Searching and counting elements in Python - Time & Space Complexity
When we search and count elements in a list, we want to know how long it takes as the list grows.
We ask: How does the time needed change when the list gets bigger?
Analyze the time complexity of the following code snippet.
def count_occurrences(items, target):
count = 0
for item in items:
if item == target:
count += 1
return count
This code counts how many times a target value appears in a list.
Identify the loops, recursion, array traversals that repeat.
- Primary operation: Checking each item in the list one by one.
- How many times: Once for every item in the list.
As the list gets bigger, the code checks more items, so the time grows steadily.
| Input Size (n) | Approx.

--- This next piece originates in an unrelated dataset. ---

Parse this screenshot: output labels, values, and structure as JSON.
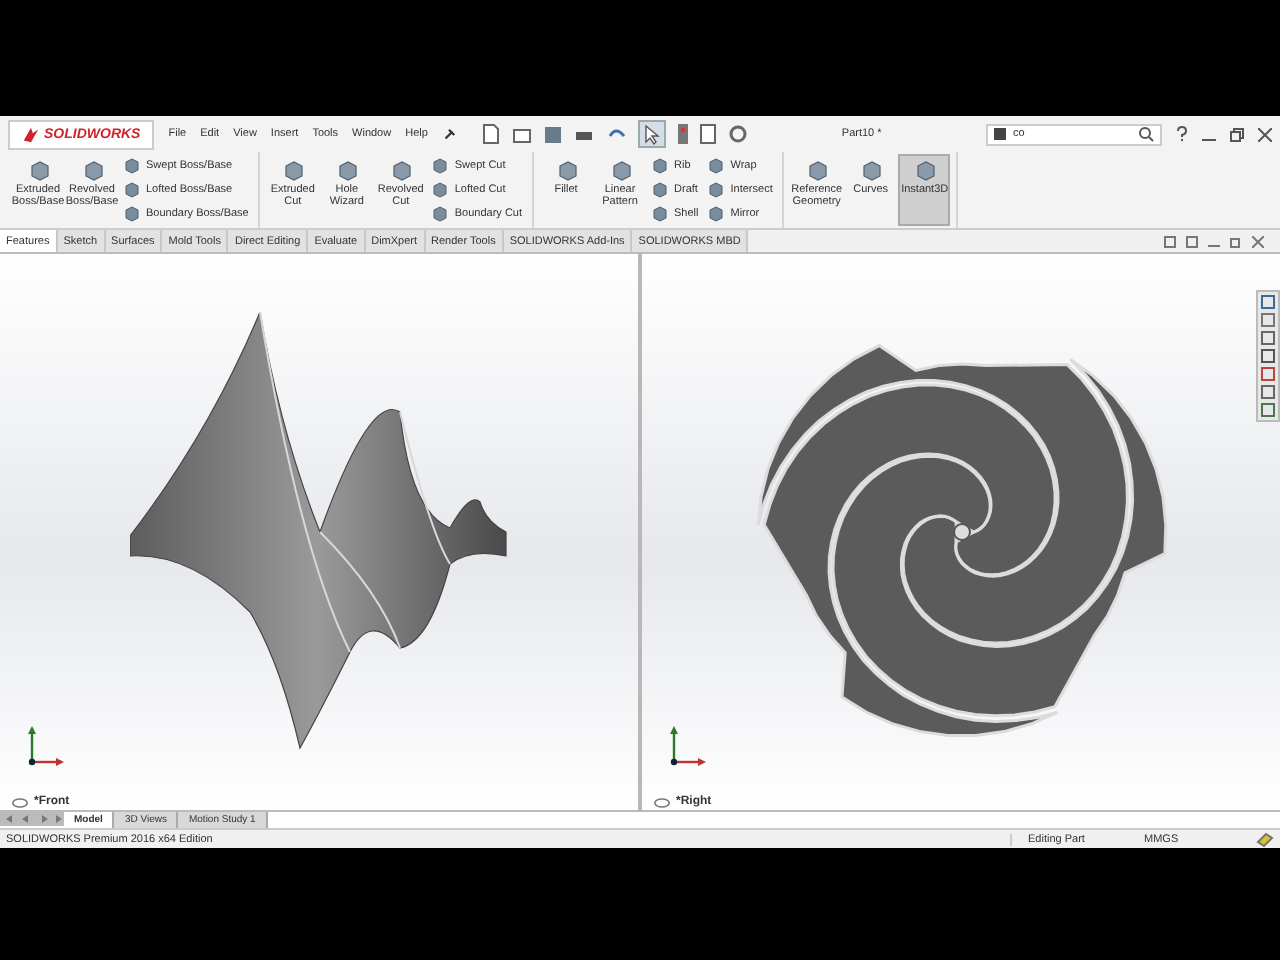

Operations |
|---|---|
| 10 | 10 checks |
| 100 | 100 checks |
| 1000 | 1000 checks |
Pattern observation: The number of checks grows directly with the list size.
Time Complexity: O(n)
This means the time to count grows in a straight line as the list gets bigger.
[X] Wrong: "Counting happens instantly no matter how big the list is."
[OK] Correct: The code must look at each item to count, so bigger lists take more time.
Understanding how searching and counting scales helps you explain your code clearly and shows you know how programs behave with bigger data.
"What if we stopped counting as soon as we found the first target? How would the time complexity change?"